Le Tribunal tient pour responsables de ces violations :
tous les États maghrébins (Mauritanie, Maroc, Algérie, Tunisie et Libye), l’Union européenne, et certains de ses États membres.
Tout en reconnaissant l’existence de responsabilités individuelles, le Tribunal indique ne pas être en mesure de les établir et retient donc la responsabilité des États et des organisations, communes mais différenciées.
Il constate que les cinq États maghrébins se rendent coupables de pratiques systématiques d’arrestations arbitraires, d’expulsions collectives, de déplacements forcés et de déportations vers des zones désertiques ou des frontières militarisées, exposant délibérément des milliers de personnes à la traite, à la faim, à la soif, à la torture, à la mort ou à la disparition.
Ils ont maintenu ou toléré l’existence de centres de détention illégaux, insalubres et inhumains, où règnent maltraitance, violence sexuelle, privation de liberté sans fondement légal et absence de tout contrôle judiciaire.
Le Tribunal attire l’attention sur la situation particulière de la Libye, marquée depuis 2011 par l’instabilité politique et sécuritaire, ainsi que par la prolifération de groupes armés et de milices ayant fait du trafic et de l’exploitation des migrant·es une source de rente.
Le Tribunal retient également la responsabilité de l’Union européenne, de certains de ses États membres, de ses agences — en particulier Frontex — et de ses prestataires de services.
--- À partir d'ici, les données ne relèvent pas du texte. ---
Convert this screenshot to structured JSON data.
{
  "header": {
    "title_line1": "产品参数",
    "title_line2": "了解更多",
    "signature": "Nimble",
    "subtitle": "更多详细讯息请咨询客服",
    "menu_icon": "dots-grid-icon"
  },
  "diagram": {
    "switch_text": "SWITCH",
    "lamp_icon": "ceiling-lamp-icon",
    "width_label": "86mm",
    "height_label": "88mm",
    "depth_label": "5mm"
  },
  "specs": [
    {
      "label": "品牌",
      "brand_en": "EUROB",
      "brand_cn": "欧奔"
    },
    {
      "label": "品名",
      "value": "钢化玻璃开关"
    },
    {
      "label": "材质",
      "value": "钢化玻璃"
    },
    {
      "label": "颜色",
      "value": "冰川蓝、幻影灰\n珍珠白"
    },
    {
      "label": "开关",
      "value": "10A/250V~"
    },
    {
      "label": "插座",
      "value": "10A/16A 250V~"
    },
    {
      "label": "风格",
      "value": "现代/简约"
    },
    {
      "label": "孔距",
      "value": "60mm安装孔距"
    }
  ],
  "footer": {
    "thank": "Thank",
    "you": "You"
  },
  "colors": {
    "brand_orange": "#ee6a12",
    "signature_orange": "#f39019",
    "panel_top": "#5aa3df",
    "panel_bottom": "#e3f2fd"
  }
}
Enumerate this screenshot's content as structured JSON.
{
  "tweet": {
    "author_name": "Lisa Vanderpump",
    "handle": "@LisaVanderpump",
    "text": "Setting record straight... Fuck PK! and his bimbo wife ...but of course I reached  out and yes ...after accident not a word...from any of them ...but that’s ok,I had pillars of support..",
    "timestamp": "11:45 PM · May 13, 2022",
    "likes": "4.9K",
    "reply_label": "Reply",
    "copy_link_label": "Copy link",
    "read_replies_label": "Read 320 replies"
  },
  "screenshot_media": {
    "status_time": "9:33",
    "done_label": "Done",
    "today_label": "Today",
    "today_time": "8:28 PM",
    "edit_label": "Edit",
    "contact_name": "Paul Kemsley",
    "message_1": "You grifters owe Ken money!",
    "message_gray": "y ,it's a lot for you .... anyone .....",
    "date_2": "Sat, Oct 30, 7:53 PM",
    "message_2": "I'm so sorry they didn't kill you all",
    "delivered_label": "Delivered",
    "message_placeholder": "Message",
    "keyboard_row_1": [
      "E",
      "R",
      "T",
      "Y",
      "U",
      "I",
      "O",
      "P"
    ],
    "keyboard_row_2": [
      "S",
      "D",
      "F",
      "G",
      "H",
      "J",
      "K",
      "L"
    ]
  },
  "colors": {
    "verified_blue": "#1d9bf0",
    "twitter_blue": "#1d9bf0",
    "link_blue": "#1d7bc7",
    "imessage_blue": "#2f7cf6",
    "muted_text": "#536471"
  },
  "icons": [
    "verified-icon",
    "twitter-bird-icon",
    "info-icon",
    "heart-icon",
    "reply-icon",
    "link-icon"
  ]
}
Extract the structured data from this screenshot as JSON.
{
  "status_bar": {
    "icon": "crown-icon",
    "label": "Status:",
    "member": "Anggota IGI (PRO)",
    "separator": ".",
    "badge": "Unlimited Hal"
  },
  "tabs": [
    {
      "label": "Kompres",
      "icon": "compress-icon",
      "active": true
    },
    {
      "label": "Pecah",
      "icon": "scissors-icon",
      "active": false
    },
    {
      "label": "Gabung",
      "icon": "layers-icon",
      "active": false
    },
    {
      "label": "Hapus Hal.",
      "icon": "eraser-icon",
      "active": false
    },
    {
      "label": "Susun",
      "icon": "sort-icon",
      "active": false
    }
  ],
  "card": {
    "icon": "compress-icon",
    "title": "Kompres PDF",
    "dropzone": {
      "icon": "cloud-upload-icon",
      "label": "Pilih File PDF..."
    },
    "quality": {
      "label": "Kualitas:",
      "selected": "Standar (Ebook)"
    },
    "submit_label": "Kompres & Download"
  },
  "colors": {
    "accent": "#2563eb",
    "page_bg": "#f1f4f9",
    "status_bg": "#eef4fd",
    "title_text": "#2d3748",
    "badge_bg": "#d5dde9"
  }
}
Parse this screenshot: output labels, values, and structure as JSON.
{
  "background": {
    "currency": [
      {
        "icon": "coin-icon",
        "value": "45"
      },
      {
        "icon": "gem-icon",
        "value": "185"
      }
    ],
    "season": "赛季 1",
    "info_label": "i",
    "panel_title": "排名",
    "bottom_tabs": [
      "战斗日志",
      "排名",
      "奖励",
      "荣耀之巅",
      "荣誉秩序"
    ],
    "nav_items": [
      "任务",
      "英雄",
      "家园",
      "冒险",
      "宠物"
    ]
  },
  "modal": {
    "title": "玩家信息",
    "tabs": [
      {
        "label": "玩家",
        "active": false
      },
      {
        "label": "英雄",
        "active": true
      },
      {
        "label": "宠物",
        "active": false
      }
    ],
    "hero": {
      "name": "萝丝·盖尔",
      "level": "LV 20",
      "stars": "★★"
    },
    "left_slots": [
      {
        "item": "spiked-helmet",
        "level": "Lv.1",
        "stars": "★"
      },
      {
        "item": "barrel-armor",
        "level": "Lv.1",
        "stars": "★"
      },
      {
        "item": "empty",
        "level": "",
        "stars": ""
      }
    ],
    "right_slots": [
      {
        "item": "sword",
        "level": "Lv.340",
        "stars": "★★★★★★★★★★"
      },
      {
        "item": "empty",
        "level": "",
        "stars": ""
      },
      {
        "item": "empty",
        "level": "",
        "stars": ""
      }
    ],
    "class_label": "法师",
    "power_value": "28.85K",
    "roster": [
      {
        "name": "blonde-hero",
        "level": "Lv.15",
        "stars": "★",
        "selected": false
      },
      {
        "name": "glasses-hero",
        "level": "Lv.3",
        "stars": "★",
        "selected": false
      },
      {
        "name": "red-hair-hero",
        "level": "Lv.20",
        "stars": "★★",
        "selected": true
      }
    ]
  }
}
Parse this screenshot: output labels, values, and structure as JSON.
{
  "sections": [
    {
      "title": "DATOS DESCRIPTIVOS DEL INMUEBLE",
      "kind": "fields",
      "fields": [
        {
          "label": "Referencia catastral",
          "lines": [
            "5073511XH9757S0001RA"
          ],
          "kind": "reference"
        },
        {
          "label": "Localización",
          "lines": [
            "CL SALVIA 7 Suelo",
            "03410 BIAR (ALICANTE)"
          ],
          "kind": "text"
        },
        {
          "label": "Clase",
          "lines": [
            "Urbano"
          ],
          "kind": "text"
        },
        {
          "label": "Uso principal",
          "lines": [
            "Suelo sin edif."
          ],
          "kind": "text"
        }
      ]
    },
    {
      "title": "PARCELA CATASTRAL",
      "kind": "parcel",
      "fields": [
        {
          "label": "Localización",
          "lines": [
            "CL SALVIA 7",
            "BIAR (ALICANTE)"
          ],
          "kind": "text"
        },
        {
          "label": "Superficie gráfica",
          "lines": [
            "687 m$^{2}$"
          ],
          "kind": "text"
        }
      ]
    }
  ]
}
Il constate l’aggravation des violations malgré les précédentes recommandations, notamment du fait de la mise en œuvre de politiques d’externalisation des frontières et d’accords sécuritaires et financiers.
Recommandations et conclusions
Devant cette situation grave, qui sacrifie chaque année la vie et la dignité de milliers de personnes, notamment noires et venues d’Afrique subsaharienne, le Tribunal :
– appelle les organisations concernées à poursuivre la documentation des parcours migratoires, à identifier les personnes disparues et à clarifier les mécanismes répressifs mis en œuvre dans le cadre de la coopération Maghreb–Europe ;
– invite à rendre visibles les violations et à dépasser leur simple dimension statistique ;
– retient la responsabilité directe ou indirecte des États et organisations concernés dans les violations, y compris celles pouvant être qualifiées de crimes contre l’humanité ;
– incite les parties à mener des actions contentieuses et politiques pour mettre fin aux pratiques illégales et inhumaines, obtenir reconnaissance, réparation intégrale et poursuite des responsables.
Enfin, le Tribunal exprime sa reconnaissance envers les témoins et salue leur courage pour avoir rendu visible une réalité trop souvent dissimulée derrière des formules juridiques et des chiffres.